My prints have been coming out with really bad flocking. When I took my enlarger's condenser apart I found that there's a heavy cup shaped lens that sits on a small bed of foam. That foam has deteriorated really badly and I need to replace it. Can anyone tell me what sort of foam I should use? I was thinking the same sort of foam used for a camera's light seals might be good, but I don't want to pay $50 for a whole lot of foam I don't need. Can anyone recommend something cheap that I can pick up at a hardware store or something?


----------



## compur (Sep 16, 2019)

There is a product called Foamies by a company called Darice. It's foam that comes in various shapes, colors and sizes including black sheets of various thickness, I use the black sheets for re-sealing cameras (I cut them into strips or whatever shape I need) and have done many cameras with it.

I don't know what thickness you need but you can find it online or in craft stores. It is much cheaper than the foam that is sold specifically for camera seals but it is the same as far as I can see and it works very well.

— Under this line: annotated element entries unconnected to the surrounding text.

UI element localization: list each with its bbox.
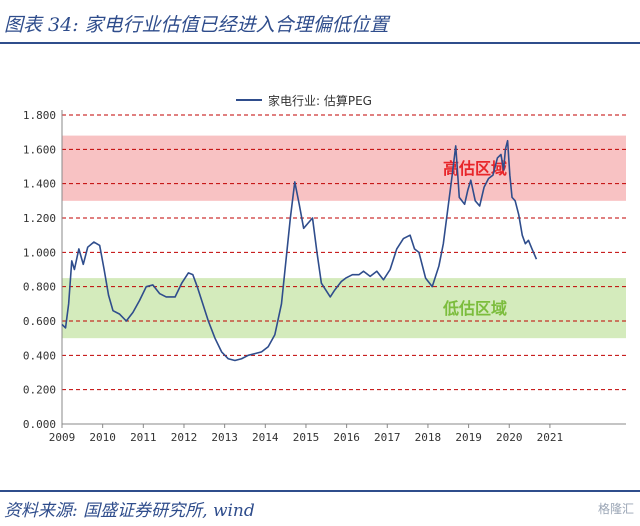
figure-title: 图表 34: 家电行业估值已经进入合理偏低位置	[4, 14, 389, 36]
high-valuation-band	[62, 135, 626, 201]
source-note: 资料来源: 国盛证券研究所, wind	[4, 501, 255, 521]
series-line-peg	[61, 139, 538, 362]
x-tick-label: 2020	[496, 431, 523, 444]
y-tick-label: 0.400	[23, 349, 56, 362]
x-tick-label: 2021	[537, 431, 564, 444]
low-valuation-label: 低估区域	[442, 299, 507, 318]
y-tick-label: 1.800	[23, 109, 56, 122]
x-tick-label: 2009	[49, 431, 76, 444]
axes: 0.000 0.200 0.400 0.600 0.800 1.000 1.200 1.400…	[23, 109, 626, 444]
y-tick-label: 0.800	[23, 281, 56, 294]
x-tick-label: 2012	[171, 431, 198, 444]
x-tick-label: 2013	[211, 431, 238, 444]
x-tick-label: 2019	[455, 431, 482, 444]
title-rule	[0, 42, 640, 44]
x-tick-label: 2014	[252, 431, 279, 444]
watermark: 格隆汇	[597, 502, 634, 516]
y-tick-label: 1.400	[23, 178, 56, 191]
source-rule	[0, 490, 640, 492]
y-tick-label: 0.000	[23, 418, 56, 431]
x-tick-label: 2010	[89, 431, 116, 444]
x-tick-label: 2016	[333, 431, 360, 444]
gridlines	[62, 114, 626, 391]
series-layer	[61, 139, 538, 362]
legend-label: 家电行业: 估算PEG	[268, 93, 372, 108]
y-tick-label: 1.600	[23, 143, 56, 156]
x-tick-label: 2018	[415, 431, 442, 444]
legend: 家电行业: 估算PEG	[236, 93, 372, 108]
x-tick-label: 2017	[374, 431, 401, 444]
y-tick-label: 0.200	[23, 384, 56, 397]
y-tick-label: 1.000	[23, 246, 56, 259]
y-tick-label: 0.600	[23, 315, 56, 328]
x-tick-label: 2011	[130, 431, 157, 444]
high-valuation-label: 高估区域	[443, 159, 507, 178]
x-tick-label: 2015	[293, 431, 320, 444]
y-tick-label: 1.200	[23, 212, 56, 225]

I bought a bunch of black sheets for peanuts once that I found in a dollar store,


----------



## 70to210mmf4 (Sep 17, 2019)

compur said:


> There is a product called Foamies by a company called Darice. It's foam that comes in various shapes, colors and sizes including black sheets of various thickness, I use the black sheets for re-sealing cameras (I cut them into strips or whatever shape I need) and have done many cameras with it.
> 
> I don't know what thickness you need but you can find it online or in craft stores. It is much cheaper than the foam that is sold specifically for camera seals but it is the same as far as I can see and it works very well. I bought a bunch of black sheets for peanuts once that I found in a dollar store,



I think it's maybe about half a centimeter thick. For some reason I was imagining you buy foam in a cube and cut the shape out, but that makes much more sense. I will crack open the condenser and measure the thickness. Thanks; I hadn't thought of trying a craft store. That's a really good idea. It's very very light and delicate foam. I will try and remember what it looks and feels like and try to find something similar at a craft store. I have no clue what it's made from, or if that even matters.


----------



## compur (Sep 17, 2019)

70to210mmf4 said:


> I think it's maybe about half a centimeter thick.



They show a 6mm thick black sheet on their website:
Darice - Search - Foamies - Wholesale | Darice


----------



## 70to210mmf4 (Sep 17, 2019)

compur said:


> 70to210mmf4 said:
> 
> 
> > I think it's maybe about half a centimeter thick.
> ...



Do you know how much it costs? I can't see without making an account. Also, I'm not in the US so shipping costs may not make it worth me buying it from that store.


----------



## vintagesnaps (Sep 17, 2019)

I've bought other Darice products from Amazon in the US, I don't know if Amazon UK would carry them. Maybe try craft stores (in store or online), or craft depts. in discount stores (if they have craft depts.).


----------



## compur (Sep 17, 2019)

The Darice site won't let me register.  There is a craft store chain here in the US called JOANN that advertises it for $9 for a 9" x 12" x 6mm sheet.

This size may have an adhesive back (peel & stick), I'm not sure. Some of their sheets do.


----------



## 70to210mmf4 (Sep 19, 2019)

I replaced the foam brackets with some weather stripping I got from a hardware store. The lens barely touches the foam, so I don't really see what the point of it is. Anyway, the light looks the same on the paper, and it's not leaving black spots any more after I cleaned the inside of the condenser head with a rocket blower.


----------